Richard Labévière, journaliste et essayiste français, rédacteur en chef de "Défense", la revue de l'Institut des hautes études de défense nationale, explique à Sputnik si l'opération Sentinelle est efficace et si le contribuable français en a pour son argent, et si c'est à l'armée de mener cette mission honorable de combattre le terrorisme malgré le fait que "La France est en guerre".
"Le dispositif Sentinelle, depuis sa création, n'est pas destiné à durer et être reconduit. Il a été réévalué et prolongé dans le cadre de l'Etat d'urgence. Ce déploiement de 10.000 soldats est très lourd, étant entendu que la France a par ailleurs certaines obligations dans les opérations extérieures, dans ses bases fixes, au Djibouti, par exemple, dans ses opérations au Sahel, et dans d'autres déploiements, des armées françaises ont d'autres priorités", a déclaré M.Labévière.
"Combien cette dizaine de millions de journées de présence/homme (à peu près l'équivalent de l'engagement français en Afghanistan) a-t-elle permis d'appréhender ou d'aider d'appréhender des terroristes? Combien d'attaques et d'attentats ont-ils été évités grâce à ce dispositif? On pourra rétorquer que, par principe, on ne voit pas forcément les résultats d'une dissuasion, mais lorsqu'un dispositif est aussi visible et facilement contournable, peut-on vraiment parler de dissuasion? Des poteaux empêchent-ils une inondation?", se demande M.Goya.

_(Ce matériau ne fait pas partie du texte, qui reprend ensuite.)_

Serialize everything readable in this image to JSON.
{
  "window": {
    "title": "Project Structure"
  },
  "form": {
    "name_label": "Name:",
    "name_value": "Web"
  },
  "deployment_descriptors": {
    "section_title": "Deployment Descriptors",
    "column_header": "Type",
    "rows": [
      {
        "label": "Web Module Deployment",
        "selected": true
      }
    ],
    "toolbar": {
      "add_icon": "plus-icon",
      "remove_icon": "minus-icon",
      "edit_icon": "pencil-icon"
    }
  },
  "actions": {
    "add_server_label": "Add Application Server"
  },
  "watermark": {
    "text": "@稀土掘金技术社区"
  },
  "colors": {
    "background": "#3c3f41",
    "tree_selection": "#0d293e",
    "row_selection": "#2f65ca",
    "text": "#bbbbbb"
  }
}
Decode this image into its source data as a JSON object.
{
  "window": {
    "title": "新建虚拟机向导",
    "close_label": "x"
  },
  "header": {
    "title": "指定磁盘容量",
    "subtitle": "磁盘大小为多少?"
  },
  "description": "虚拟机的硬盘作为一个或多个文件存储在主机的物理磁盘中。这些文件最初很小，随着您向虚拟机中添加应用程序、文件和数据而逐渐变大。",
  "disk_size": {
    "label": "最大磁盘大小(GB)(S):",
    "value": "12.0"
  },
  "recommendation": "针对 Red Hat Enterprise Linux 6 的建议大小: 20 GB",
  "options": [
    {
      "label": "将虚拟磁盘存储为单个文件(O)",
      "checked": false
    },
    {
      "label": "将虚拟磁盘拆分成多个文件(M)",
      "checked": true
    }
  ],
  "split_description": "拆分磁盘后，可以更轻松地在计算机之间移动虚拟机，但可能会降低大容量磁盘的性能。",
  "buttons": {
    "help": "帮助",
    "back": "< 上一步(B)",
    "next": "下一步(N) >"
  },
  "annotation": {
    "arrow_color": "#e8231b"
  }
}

"On peut comparer le déploiement du Sentinelle au dispositif Vigipirate. Comme on ne répond pas durablement au terrorisme en lui déclarant la guerre, ce n'est pas la seule réponse à apporter. Si je prends le plan Vigipirate, l'effet est double: la dissuasion et la protection. De ce point de vue, le bilan du plan Vigipirate est plutôt positif", a souligné M.Labévière.
En outre, il y a la question des budgets. L'armée terrestre française comprend entre 100.000 et 120.000 hommes, alors que pour le Royaume-Uni c'est entre 85.000 et 90.000 soldats, poursuit-il. Et pourtant, les Britanniques peuvent projeter de 15.000 à 20.000 hommes, tandis que l'armée française peut projeter péniblement de 10.000 à 12.000 personnes.
"Ça se traduit en forme de budget, d'heures supplémentaires, de logement. Et l'armée, chaque année, a considérablement diminué ses budgets. Inévitablement, arrive un moment où il y a des points de rupture: les logements déplorables, la logistique qui ne suit plus, les problèmes d'approvisionnement, qui se sont présentés en Afghanistan, en Afrique ou autres", a fait remarquer M.Labévière.
Plusieurs experts sont d'accords: la mission Sentinelle devrait prendre fin. S'il faut plus de présence policière, ce qu'ils croient, il faudrait l'augmenter. Si le renseignement intérieur est aussi important, ce qui ne fait aucun doute, il faudrait le renforcer lui aussi, sans éparpiller les efforts dans l'opération Sentinelle.
Le ton des spécialistes de la question est grave: dans son blog, Michel Goya s'exclame: "Il y aura d'autres attaques ennemies et la guerre est loin d'être finie. Il est temps d'être sérieux".